Edward Lear was always in contact with naturalists, especially as a young ornithological illustrator. He certainly provided illustrations for The Zoology of Captain Beechey’s Voyage (1839) and may have had a part in the production of Charles Darwin’s Zoology of the Voyage of HMS Beagle; Robert Peck (The Natural History of Edward Lear, p. 15) writes: “Whether or not he helped Gould, and his wife, Elizabeth, create some of the illustrations for Charles Darwin’s report on the birds seen during the voyage of HMS Beagle, is unclear, but he was certainly close at hand during that exciting time…”
The Darwin family very probably was familiar with Lear’s nonsensical works, as a letter 28 September 1874 from one of Charles’s sons, Leonard Darwin (1850-1943), to his mother Emma demonstrates:
The preparations for lunch now necessitate another turn on deck At lunch the general wish is to eat as little as possible, as dinner at four comes so soon after it. —an arrangement of meals which the captain says kills the day I think it kills it too much. Crawford is the wit of the party, and generally keeps us laughing; I expect it does not take a big joke to kill here but I think he is really very amusing. Between lunch and dinner I read my Mill which is progressing slowly. After dinner some light book, a pipe, and about the 50th. turn on decks does away with the time till tea, at 7. After tea I never attempt to read, it is so delightfully cool on deck. and rather the reverse below.

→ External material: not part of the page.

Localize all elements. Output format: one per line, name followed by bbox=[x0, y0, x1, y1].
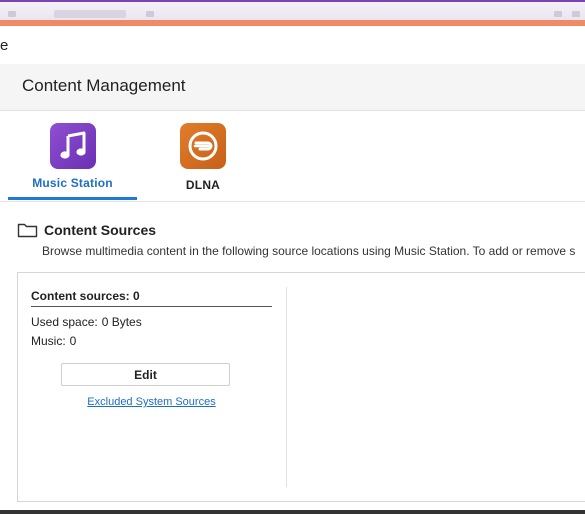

At 8 o’clock we begin a religious game of whist; then a final turn on deck and so to bed. Yesterday I went aloft for the first time it is rather a scrubious sensation at first; not that I felt giddy actually but only a trifle unhappy What strikes one most is how little the ship below looks, and what a wonder it is that it is not blown flat over. I went on the top gallant yard to look for Madeira, but it was too soon to see it. It is quite beautiful to see the ship cutting through the waves from above; there was not a cloud in the sky and the water was most wonderfully blue.
The word “scrubious” is of course a variant on Lear’s invention of “scroobious” and the way Leonard uses it makes clear that he expected his mother, and probably the whole family, would understand what he was referring to.